Birinciler hiçbir şeyden rahatsız değil!..
...Toplumun zevkini geliştirme, niteliğini yükseltme, kibarlık, nezaket, insanca yaşam, onur, merhamet, olgunluk gibi kavramlardan uzaklar...
....Bir de köşelerine çekilmiş insanlar var.
Acı duyuyorlar.
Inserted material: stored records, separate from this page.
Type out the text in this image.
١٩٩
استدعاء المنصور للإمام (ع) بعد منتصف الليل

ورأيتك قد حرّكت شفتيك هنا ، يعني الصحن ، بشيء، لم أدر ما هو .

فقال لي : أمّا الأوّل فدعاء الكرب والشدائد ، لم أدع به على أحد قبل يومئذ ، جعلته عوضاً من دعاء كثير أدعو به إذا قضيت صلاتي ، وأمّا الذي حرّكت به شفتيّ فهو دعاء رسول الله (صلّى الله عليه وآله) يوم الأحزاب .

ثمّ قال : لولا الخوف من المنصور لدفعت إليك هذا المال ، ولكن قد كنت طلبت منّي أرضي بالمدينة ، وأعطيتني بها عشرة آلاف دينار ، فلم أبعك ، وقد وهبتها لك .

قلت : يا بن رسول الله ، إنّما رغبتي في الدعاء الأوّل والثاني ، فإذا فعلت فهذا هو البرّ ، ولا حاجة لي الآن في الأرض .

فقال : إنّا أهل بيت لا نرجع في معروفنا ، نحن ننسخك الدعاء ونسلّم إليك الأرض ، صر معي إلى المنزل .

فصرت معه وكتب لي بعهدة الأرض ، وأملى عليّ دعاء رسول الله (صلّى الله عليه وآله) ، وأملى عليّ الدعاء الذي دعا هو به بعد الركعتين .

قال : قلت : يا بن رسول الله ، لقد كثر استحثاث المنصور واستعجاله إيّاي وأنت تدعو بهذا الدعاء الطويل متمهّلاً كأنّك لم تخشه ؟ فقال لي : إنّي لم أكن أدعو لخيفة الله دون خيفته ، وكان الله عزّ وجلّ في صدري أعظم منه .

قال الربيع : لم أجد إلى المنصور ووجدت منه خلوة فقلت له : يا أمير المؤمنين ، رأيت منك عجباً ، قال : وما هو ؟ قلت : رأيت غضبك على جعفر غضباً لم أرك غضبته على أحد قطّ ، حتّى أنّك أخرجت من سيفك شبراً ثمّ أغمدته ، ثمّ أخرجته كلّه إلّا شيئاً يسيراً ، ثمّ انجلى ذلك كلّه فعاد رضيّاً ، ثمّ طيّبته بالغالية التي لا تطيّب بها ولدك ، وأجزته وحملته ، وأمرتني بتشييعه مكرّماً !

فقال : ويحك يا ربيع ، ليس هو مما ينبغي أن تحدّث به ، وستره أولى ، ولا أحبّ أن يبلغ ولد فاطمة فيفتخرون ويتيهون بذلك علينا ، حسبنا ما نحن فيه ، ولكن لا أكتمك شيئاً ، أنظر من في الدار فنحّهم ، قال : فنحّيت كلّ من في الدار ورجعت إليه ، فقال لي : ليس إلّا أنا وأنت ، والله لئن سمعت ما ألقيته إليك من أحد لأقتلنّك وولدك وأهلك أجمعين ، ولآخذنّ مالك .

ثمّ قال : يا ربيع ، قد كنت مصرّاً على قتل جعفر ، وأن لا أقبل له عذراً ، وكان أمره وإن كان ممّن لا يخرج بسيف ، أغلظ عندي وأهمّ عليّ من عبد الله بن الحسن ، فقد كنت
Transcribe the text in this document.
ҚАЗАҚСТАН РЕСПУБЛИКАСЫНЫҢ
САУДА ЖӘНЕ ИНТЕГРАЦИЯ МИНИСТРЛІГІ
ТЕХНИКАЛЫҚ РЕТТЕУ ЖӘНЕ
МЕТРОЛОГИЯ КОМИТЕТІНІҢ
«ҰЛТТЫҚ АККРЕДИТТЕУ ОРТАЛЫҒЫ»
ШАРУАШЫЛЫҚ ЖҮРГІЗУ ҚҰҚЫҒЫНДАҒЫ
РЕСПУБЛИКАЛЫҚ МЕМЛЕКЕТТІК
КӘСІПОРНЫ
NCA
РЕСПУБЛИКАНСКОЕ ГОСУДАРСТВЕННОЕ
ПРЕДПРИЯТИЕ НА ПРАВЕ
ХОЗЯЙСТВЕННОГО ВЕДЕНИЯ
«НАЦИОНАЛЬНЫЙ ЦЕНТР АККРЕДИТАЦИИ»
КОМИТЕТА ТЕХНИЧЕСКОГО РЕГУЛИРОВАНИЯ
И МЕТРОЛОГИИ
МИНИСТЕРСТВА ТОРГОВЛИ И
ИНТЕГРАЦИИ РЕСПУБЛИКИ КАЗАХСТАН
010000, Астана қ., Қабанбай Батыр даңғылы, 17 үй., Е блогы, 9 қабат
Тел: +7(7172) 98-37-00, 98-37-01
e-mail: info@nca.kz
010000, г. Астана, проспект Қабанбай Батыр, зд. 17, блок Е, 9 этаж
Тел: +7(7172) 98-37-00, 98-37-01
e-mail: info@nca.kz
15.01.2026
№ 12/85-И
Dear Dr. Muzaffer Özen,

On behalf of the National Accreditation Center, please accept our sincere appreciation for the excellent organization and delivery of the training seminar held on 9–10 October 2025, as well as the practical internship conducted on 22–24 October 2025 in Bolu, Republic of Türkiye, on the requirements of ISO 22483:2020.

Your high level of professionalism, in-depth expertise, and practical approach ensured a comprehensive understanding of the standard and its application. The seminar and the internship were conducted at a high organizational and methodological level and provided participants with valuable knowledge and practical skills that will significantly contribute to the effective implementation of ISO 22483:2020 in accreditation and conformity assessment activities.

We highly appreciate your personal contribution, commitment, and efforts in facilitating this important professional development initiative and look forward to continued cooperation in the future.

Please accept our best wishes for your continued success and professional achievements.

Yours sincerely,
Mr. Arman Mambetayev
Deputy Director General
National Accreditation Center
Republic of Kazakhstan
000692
Her haber seyredişte, her gazete okuyuşta Bu ülkeye ne oldu böyle?" diye düşünüyorlar, yarınlardan kaygılanıyorlar ve içinde büyüdükleri Türkiye'yi tanımakta güçlük çekiyorlar...
....Sağcı, solcu, milliyetçi, enternasyonalist, tarikatçı, Fenerbahçeli, Galatasaraylı, Beşiktaşlı, genç-yaşlı, kadın-erkek, köylü-şehirli, Doğulu-Batılı, zengin-yoksul
olmanız fark etmez.
Yeter ki düzgün insan olun!
Maçlarda birbirinizi döner bıçaklarıyla doğramayın!
Kadınları, çocukları dövmeyin!
Bakan sıfatı taşırken; kesilmiş sığır kellesinin kanlı burun deliklerine iki parmağınızı sokarak, uzağa fırlatma yarışı yapmayın.
Belinize taktığınız silahla, birer barbarlık örneği gibi dolaşmayın.
Teke gibi kokmayın!
...Yalan söylemeyin!
Rüşvet vermeyin!
Kısacası: Düzgün insan olun!
DÜZGÜN İNSAN OLUN!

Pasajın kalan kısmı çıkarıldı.